Symptoms of Glutaric Aciduria Type II
GA-II presents with varied symptoms depending on the onset and severity. The three primary clinical presentations include:
Neonatal Onset (Severe Form)
- Hypotonia (muscle weakness)
- Respiratory distress
- Hepatomegaly (enlarged liver)
- Hypoglycemia (low blood sugar)
- Cardiomyopathy
- Distinctive odor (similar to sweaty feet)
Infantile Onset
- Developmental delays
- Vomiting and feeding difficulties
- Metabolic crises triggered by illness or fasting
- Muscle weakness
Late-Onset (Milder Form)
- Muscle pain
- Exercise intolerance
- Progressive myopathy
Diagnosis of Glutaric Aciduria Type II
Diagnostic approaches involve a combination of clinical evaluation, biochemical testing, and genetic analysis. Key diagnostic methods include:
- Blood Tests: Elevated acylcarnitines and organic acids
- Urine Analysis: Presence of glutaric acid, ethylmalonic acid, and other organic acids
- Genetic Testing: Identifies mutations in ETFA, ETFB, or ETFDH genes
Treatment Options for Glutaric Aciduria Type II
While there is no cure for GA-II, management strategies aim to control symptoms and prevent metabolic crises. Key treatment approaches include:
Dietary Management
- High-Carbohydrate, Low-Fat Diet to minimize fatty acid metabolism
- Avoidance of Prolonged Fasting to reduce metabolic stress
- Supplementation with riboflavin (vitamin B2), carnitine, and coenzyme Q10
Medical Interventions
- IV Glucose Infusions during metabolic crises
- Emergency Protocols for acute metabolic episodes
Long-Term Management
- Regular monitoring of metabolic markers
- Early intervention to prevent complications
Prognosis of Glutaric Aciduria Type II
Prognosis varies based on disease severity. Neonatal-onset forms often have a poor outlook, whereas individuals with late-onset GA-II can achieve improved quality of life with appropriate management.
Preventive Measures
- Genetic Counseling for at-risk families
- Newborn Screening programs can facilitate early detection and treatment
FAQs
What triggers metabolic crises in Glutaric Aciduria Type II?

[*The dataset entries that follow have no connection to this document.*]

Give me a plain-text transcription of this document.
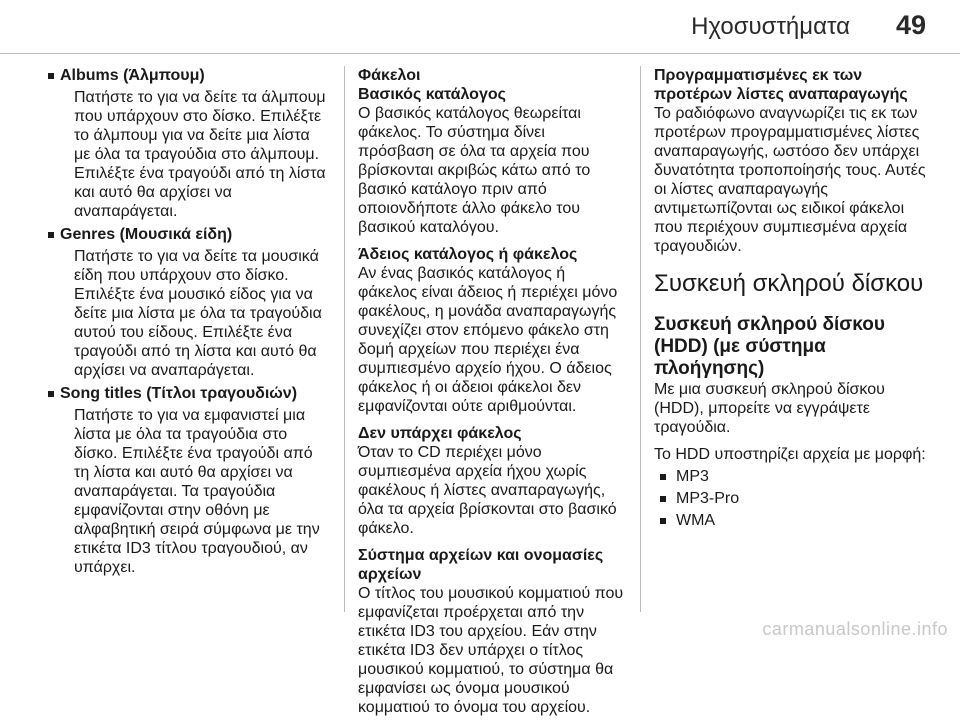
Ηχοσυστήματα 49
Albums (Άλμπουμ)
Πατήστε το για να δείτε τα άλμπουμ που υπάρχουν στο δίσκο. Επιλέξτε το άλμπουμ για να δείτε μια λίστα με όλα τα τραγούδια στο άλμπουμ. Επιλέξτε ένα τραγούδι από τη λίστα και αυτό θα αρχίσει να αναπαράγεται.
Genres (Μουσικά είδη)
Πατήστε το για να δείτε τα μουσικά είδη που υπάρχουν στο δίσκο. Επιλέξτε ένα μουσικό είδος για να δείτε μια λίστα με όλα τα τραγούδια αυτού του είδους. Επιλέξτε ένα τραγούδι από τη λίστα και αυτό θα αρχίσει να αναπαράγεται.
Song titles (Τίτλοι τραγουδιών)
Πατήστε το για να εμφανιστεί μια λίστα με όλα τα τραγούδια στο δίσκο. Επιλέξτε ένα τραγούδι από τη λίστα και αυτό θα αρχίσει να αναπαράγεται. Τα τραγούδια εμφανίζονται στην οθόνη με αλφαβητική σειρά σύμφωνα με την ετικέτα ID3 τίτλου τραγουδιού, αν υπάρχει.
Φάκελοι
Βασικός κατάλογος
Ο βασικός κατάλογος θεωρείται φάκελος. Το σύστημα δίνει πρόσβαση σε όλα τα αρχεία που βρίσκονται ακριβώς κάτω από το βασικό κατάλογο πριν από οποιονδήποτε άλλο φάκελο του βασικού καταλόγου.
Άδειος κατάλογος ή φάκελος
Αν ένας βασικός κατάλογος ή φάκελος είναι άδειος ή περιέχει μόνο φακέλους, η μονάδα αναπαραγωγής συνεχίζει στον επόμενο φάκελο στη δομή αρχείων που περιέχει ένα συμπιεσμένο αρχείο ήχου. Ο άδειος φάκελος ή οι άδειοι φάκελοι δεν εμφανίζονται ούτε αριθμούνται.
Δεν υπάρχει φάκελος
Όταν το CD περιέχει μόνο συμπιεσμένα αρχεία ήχου χωρίς φακέλους ή λίστες αναπαραγωγής, όλα τα αρχεία βρίσκονται στο βασικό φάκελο.
Σύστημα αρχείων και ονομασίες αρχείων
Ο τίτλος του μουσικού κομματιού που εμφανίζεται προέρχεται από την ετικέτα ID3 του αρχείου. Εάν στην ετικέτα ID3 δεν υπάρχει ο τίτλος μουσικού κομματιού, το σύστημα θα εμφανίσει ως όνομα μουσικού κομματιού το όνομα του αρχείου.
Προγραμματισμένες εκ των προτέρων λίστες αναπαραγωγής
Το ραδιόφωνο αναγνωρίζει τις εκ των προτέρων προγραμματισμένες λίστες αναπαραγωγής, ωστόσο δεν υπάρχει δυνατότητα τροποποίησής τους. Αυτές οι λίστες αναπαραγωγής αντιμετωπίζονται ως ειδικοί φάκελοι που περιέχουν συμπιεσμένα αρχεία τραγουδιών.
Συσκευή σκληρού δίσκου
Συσκευή σκληρού δίσκου (HDD) (με σύστημα πλοήγησης)
Με μια συσκευή σκληρού δίσκου (HDD), μπορείτε να εγγράψετε τραγούδια.
Το HDD υποστηρίζει αρχεία με μορφή:
MP3
MP3-Pro
WMA
carmanualsonline.info
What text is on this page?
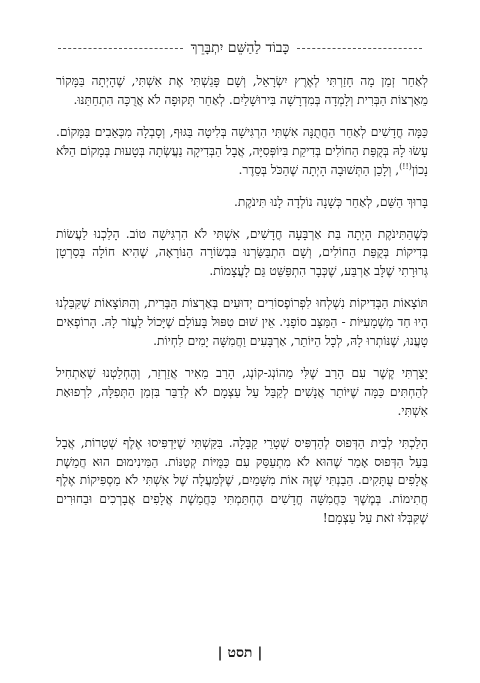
כָּבוֹד לַהַשֵּׁם יִתְבָּרֵךְ

לְאַחַר זְמַן מָה חָזַרְתִּי לְאֶרֶץ יִשְׂרָאֵל, וְשָׁם פָּגַשְׁתִּי אֶת אִשְׁתִּי, שֶׁהָיְתָה בַּמָּקוֹר מֵאַרְצוֹת הַבְּרִית וְלָמְדָה בְּמִדְרָשָׁה בִּירוּשָׁלַיִם. לְאַחַר תְּקוּפָה לֹא אֲרֻכָּה הִתְחַתַּנּוּ.

כַּמָּה חֳדָשִׁים לְאַחַר הַחֲתֻנָּה אִשְׁתִּי הִרְגִּישָׁה בְּלִיטָה בַּגּוּף, וְסָבְלָה מִכְּאֵבִים בַּמָּקוֹם. עָשׂוּ לָהּ בְּקֻפַּת הַחוֹלִים בְּדִיקַת בִּיוֹפְּסִיָּה, אֲבָל הַבְּדִיקָה נַעֲשְׂתָה בְּטָעוּת בְּמָקוֹם הַלֹּא נָכוֹן(!!), וְלָכֵן הַתְּשׁוּבָה הָיְתָה שֶׁהַכֹּל בְּסֵדֶר.

בָּרוּךְ הַשֵּׁם, לְאַחַר כְּשָׁנָה נוֹלְדָה לָנוּ תִּינֹקֶת.

כְּשֶׁהַתִּינֹקֶת הָיְתָה בַּת אַרְבָּעָה חֳדָשִׁים, אִשְׁתִּי לֹא הִרְגִּישָׁה טוֹב. הָלַכְנוּ לַעֲשׂוֹת בְּדִיקוֹת בְּקֻפַּת הַחוֹלִים, וְשָׁם הִתְבַּשַּׂרְנוּ בִּבְשׂוֹרָה הַנּוֹרָאָה, שֶׁהִיא חוֹלָה בְּסַרְטָן גְּרוּרָתִי שֶׁלָּב אַרְבַּע, שֶׁכְּבָר הִתְפַּשֵּׁט גַּם לָעֲצָמוֹת.

תּוֹצָאוֹת הַבְּדִיקוֹת נִשְׁלְחוּ לִפְרוֹפֶסוֹרִים יְדוּעִים בְּאַרְצוֹת הַבְּרִית, וְהַתּוֹצָאוֹת שֶׁקִּבַּלְנוּ הָיוּ חַד מַשְׁמָעִיּוֹת - הַמַּצָּב סוֹפָנִי. אֵין שׁוּם טִפּוּל בָּעוֹלָם שֶׁיָּכוֹל לַעֲזֹר לָהּ. הָרוֹפְאִים טָעֲנוּ, שֶׁנּוֹתְרוּ לָהּ, לְכָל הַיּוֹתֵר, אַרְבָּעִים וַחֲמִשָּׁה יָמִים לִחְיוֹת.

יָצַרְתִּי קֶשֶׁר עִם הָרַב שֶׁלִּי מֵהוֹנְג-קוֹנְג, הָרַב מֵאִיר אֲזַרְזֵר, וְהֶחְלַטְנוּ שֶׁאַתְחִיל לְהַחְתִּים כַּמָּה שֶׁיּוֹתֵר אֲנָשִׁים לְקַבֵּל עַל עַצְמָם לֹא לְדַבֵּר בִּזְמַן הַתְּפִלָּה, לִרְפוּאַת אִשְׁתִּי.

הָלַכְתִּי לְבֵית הַדְּפוּס לְהַדְפִּיס שְׁטָרֵי קַבָּלָה. בִּקַּשְׁתִּי שֶׁיַּדְפִּיסוּ אֶלֶף שְׁטָרוֹת, אֲבָל בַּעַל הַדְּפוּס אָמַר שֶׁהוּא לֹא מִתְעַסֵּק עִם כַּמֻּיּוֹת קְטַנּוֹת. הַמִּינִימוּם הוּא חֲמֵשֶׁת אֲלָפִים עֻתָּקִים. הֵבַנְתִּי שֶׁזֶּה אוֹת מִשָּׁמַיִם, שֶׁלְּמַעֲלָה שֶׁל אִשְׁתִּי לֹא מַסְפִּיקוֹת אֶלֶף חֲתִימוֹת. בְּמֶשֶׁךְ כַּחֲמִשָּׁה חֳדָשִׁים הֶחְתַּמְתִּי כַּחֲמֵשֶׁת אֲלָפִים אֲבָרְכִים וּבַחוּרִים שֶׁקִּבְּלוּ זֹאת עַל עַצְמָם!

| תסט |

Metabolic crises are often triggered by fasting, illness, or increased energy demand. Maintaining a regular feeding schedule and managing infections promptly can help reduce the risk.
Is Glutaric Aciduria Type II hereditary?
Yes, GA-II follows an autosomal recessive inheritance pattern. Both parents must carry a defective gene for the condition to manifest in their child.

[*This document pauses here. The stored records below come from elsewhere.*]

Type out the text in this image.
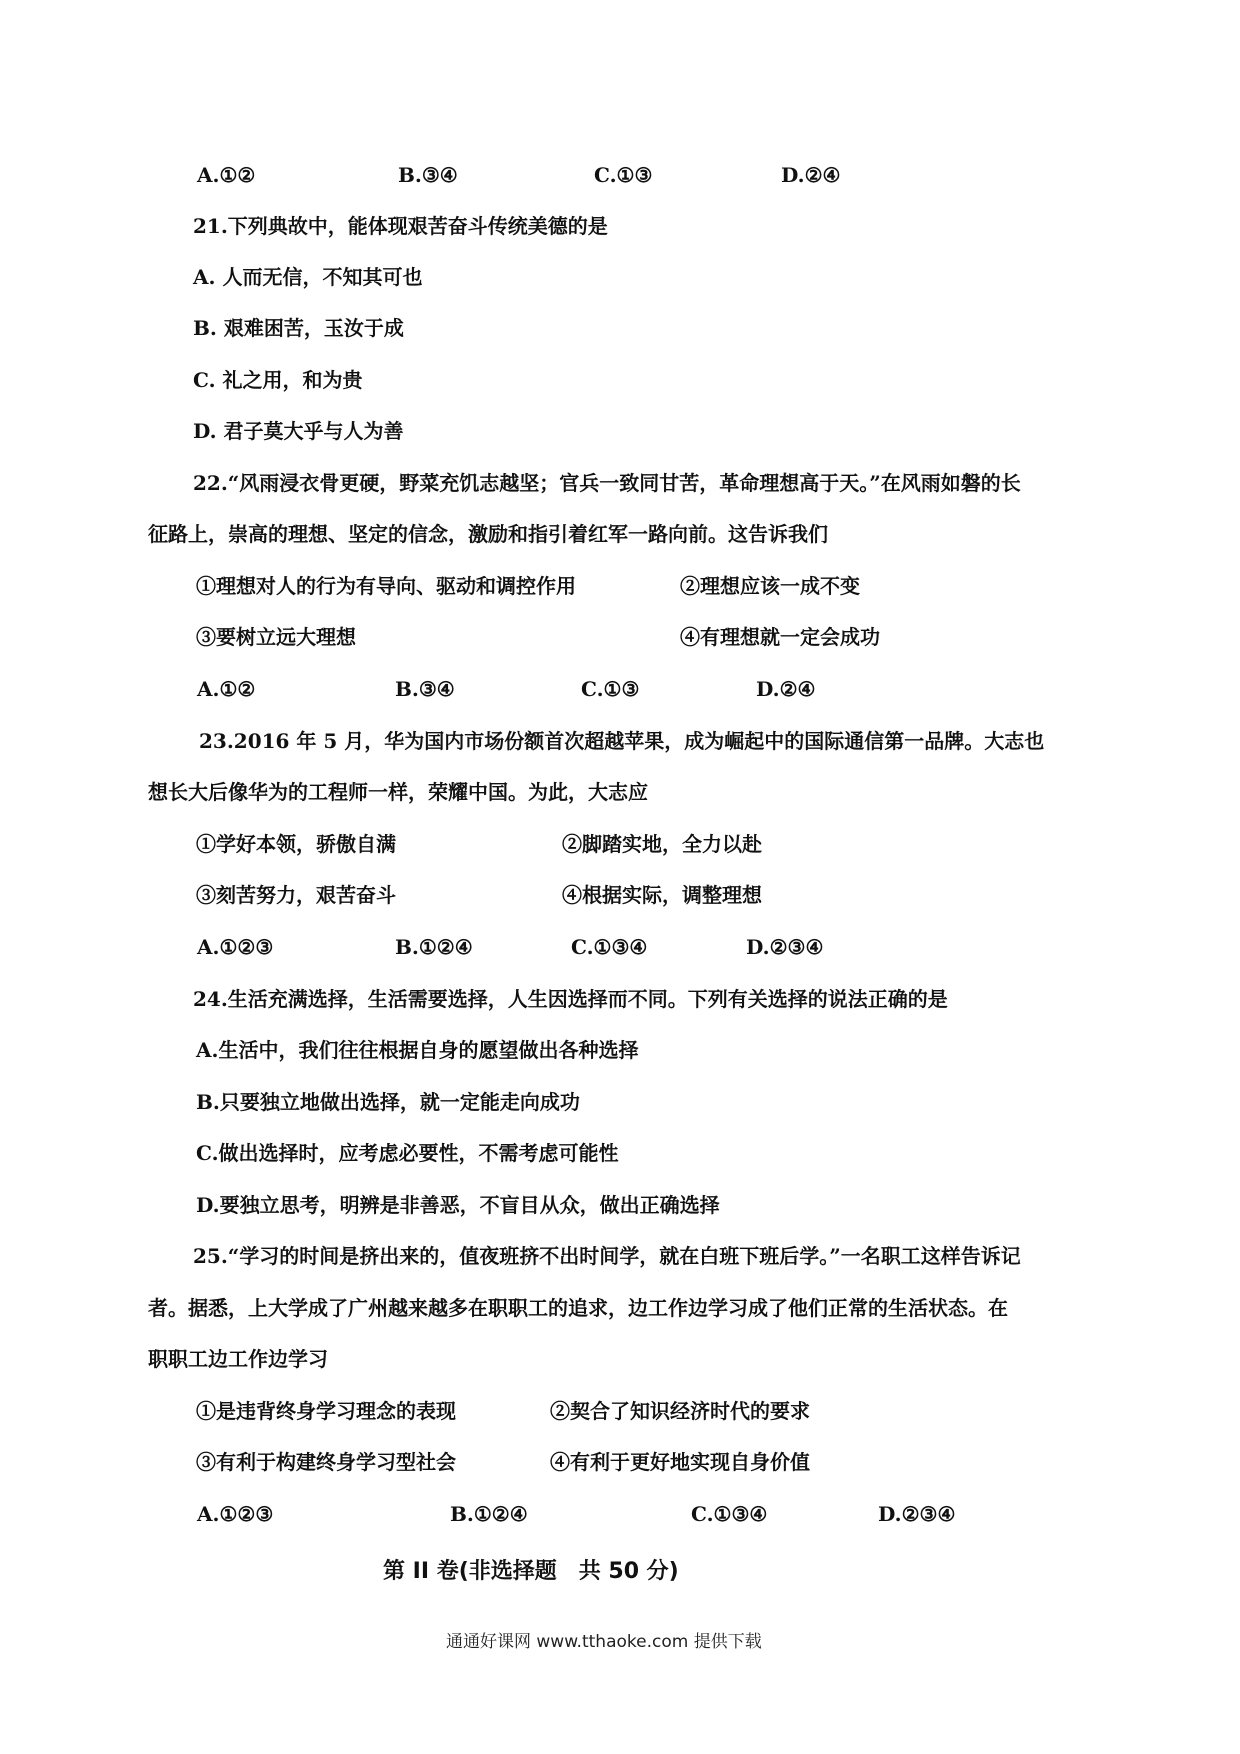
A.①②	B.③④	C.①③	D.②④
21.下列典故中，能体现艰苦奋斗传统美德的是
A. 人而无信，不知其可也
B. 艰难困苦，玉汝于成
C. 礼之用，和为贵
D. 君子莫大乎与人为善
22.“风雨浸衣骨更硬，野菜充饥志越坚；官兵一致同甘苦，革命理想高于天。”在风雨如磐的长
征路上，崇高的理想、坚定的信念，激励和指引着红军一路向前。这告诉我们
①理想对人的行为有导向、驱动和调控作用	②理想应该一成不变
③要树立远大理想	④有理想就一定会成功
A.①②	B.③④	C.①③	D.②④
23.2016 年 5 月，华为国内市场份额首次超越苹果，成为崛起中的国际通信第一品牌。大志也
想长大后像华为的工程师一样，荣耀中国。为此，大志应
①学好本领，骄傲自满	②脚踏实地，全力以赴
③刻苦努力，艰苦奋斗	④根据实际，调整理想
A.①②③	B.①②④	C.①③④	D.②③④
24.生活充满选择，生活需要选择，人生因选择而不同。下列有关选择的说法正确的是
A.生活中，我们往往根据自身的愿望做出各种选择
B.只要独立地做出选择，就一定能走向成功
C.做出选择时，应考虑必要性，不需考虑可能性
D.要独立思考，明辨是非善恶，不盲目从众，做出正确选择
25.“学习的时间是挤出来的，值夜班挤不出时间学，就在白班下班后学。”一名职工这样告诉记
者。据悉，上大学成了广州越来越多在职职工的追求，边工作边学习成了他们正常的生活状态。在
职职工边工作边学习
①是违背终身学习理念的表现	②契合了知识经济时代的要求
③有利于构建终身学习型社会	④有利于更好地实现自身价值
A.①②③	B.①②④	C.①③④	D.②③④
第 II 卷(非选择题　共 50 分)
通通好课网 www.tthaoke.com 提供下载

Can Glutaric Aciduria Type II be detected at birth?
Yes, newborn screening programs can identify markers for GA-II, enabling early intervention and improved outcomes.
What is the role of riboflavin in managing GA-II?

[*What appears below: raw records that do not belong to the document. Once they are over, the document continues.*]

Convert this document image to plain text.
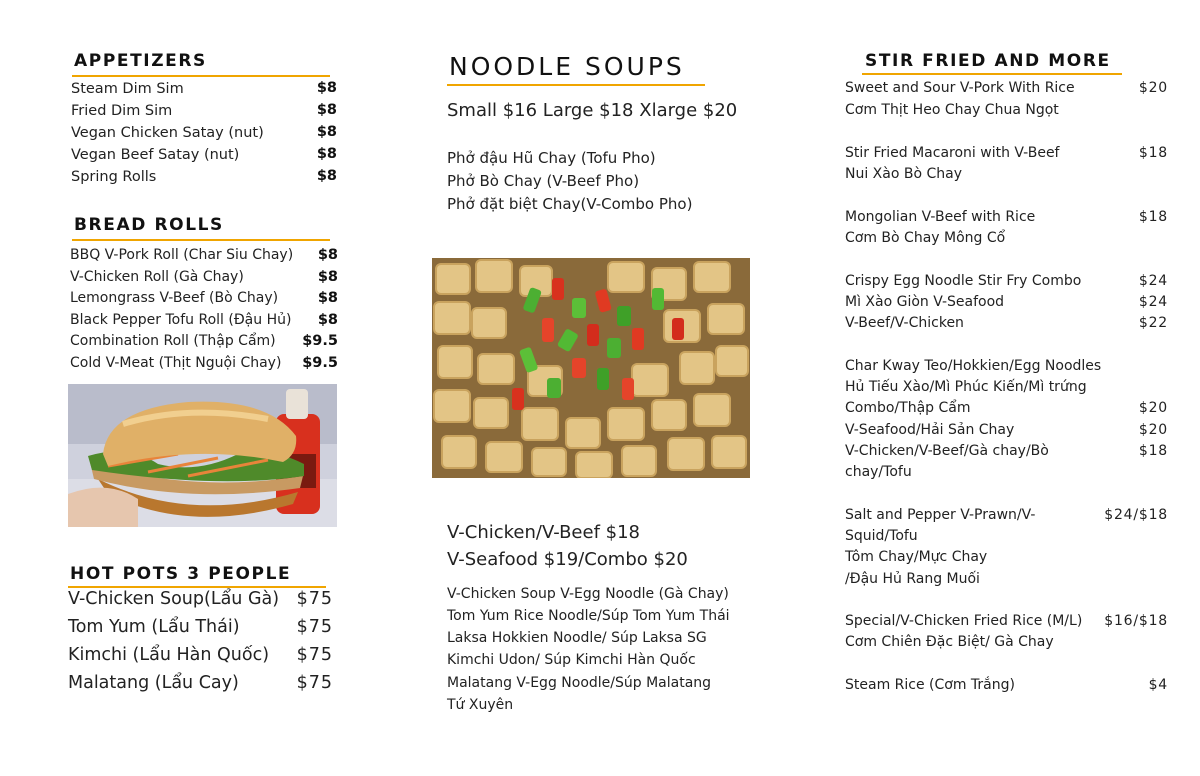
APPETIZERS
Steam Dim Sim	$8
Fried Dim Sim	$8
Vegan Chicken Satay (nut)	$8
Vegan Beef Satay (nut)	$8
Spring Rolls	$8
BREAD ROLLS
BBQ V-Pork Roll (Char Siu Chay)	$8
V-Chicken Roll (Gà Chay)	$8
Lemongrass V-Beef (Bò Chay)	$8
Black Pepper Tofu Roll (Đậu Hủ)	$8
Combination Roll (Thập Cẩm)	$9.5
Cold V-Meat (Thịt Nguội Chay)	$9.5
HOT POTS 3 PEOPLE
V-Chicken Soup(Lẩu Gà)	$75
Tom Yum (Lẩu Thái)	$75
Kimchi (Lẩu Hàn Quốc)	$75
Malatang (Lẩu Cay)	$75
NOODLE SOUPS
Small $16 Large $18 Xlarge $20
Phở đậu Hũ Chay (Tofu Pho)
Phở Bò Chay (V-Beef Pho)
Phở đặt biệt Chay(V-Combo Pho)
V-Chicken/V-Beef $18
V-Seafood $19/Combo $20
V-Chicken Soup V-Egg Noodle (Gà Chay)
Tom Yum Rice Noodle/Súp Tom Yum Thái
Laksa Hokkien Noodle/ Súp Laksa SG
Kimchi Udon/ Súp Kimchi Hàn Quốc
Malatang V-Egg Noodle/Súp Malatang
Tứ Xuyên
STIR FRIED AND MORE
Sweet and Sour V-Pork With Rice	$20
Cơm Thịt Heo Chay Chua Ngọt
Stir Fried Macaroni with V-Beef	$18
Nui Xào Bò Chay
Mongolian V-Beef with Rice	$18
Cơm Bò Chay Mông Cổ
Crispy Egg Noodle Stir Fry Combo	$24
Mì Xào Giòn V-Seafood	$24
V-Beef/V-Chicken	$22
Char Kway Teo/Hokkien/Egg Noodles
Hủ Tiếu Xào/Mì Phúc Kiến/Mì trứng
Combo/Thập Cẩm	$20
V-Seafood/Hải Sản Chay	$20
V-Chicken/V-Beef/Gà chay/Bò	$18
chay/Tofu
Salt and Pepper V-Prawn/V-	$24/$18
Squid/Tofu
Tôm Chay/Mực Chay
/Đậu Hủ Rang Muối
Special/V-Chicken Fried Rice (M/L)	$16/$18
Cơm Chiên Đặc Biệt/ Gà Chay
Steam Rice (Cơm Trắng)	$4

Riboflavin acts as a cofactor in the electron transport chain, improving energy production and metabolic stability in some patients.
Are there any lifestyle adjustments required for GA-II patients?
Patients are advised to avoid fasting, maintain a high-carbohydrate diet, and follow a structured meal plan to prevent metabolic imbalances.
Glutaric Aciduria Type II is a complex metabolic disorder requiring early diagnosis and comprehensive management strategies. With prompt intervention, individuals with milder forms of the condition can achieve better long-term outcomes.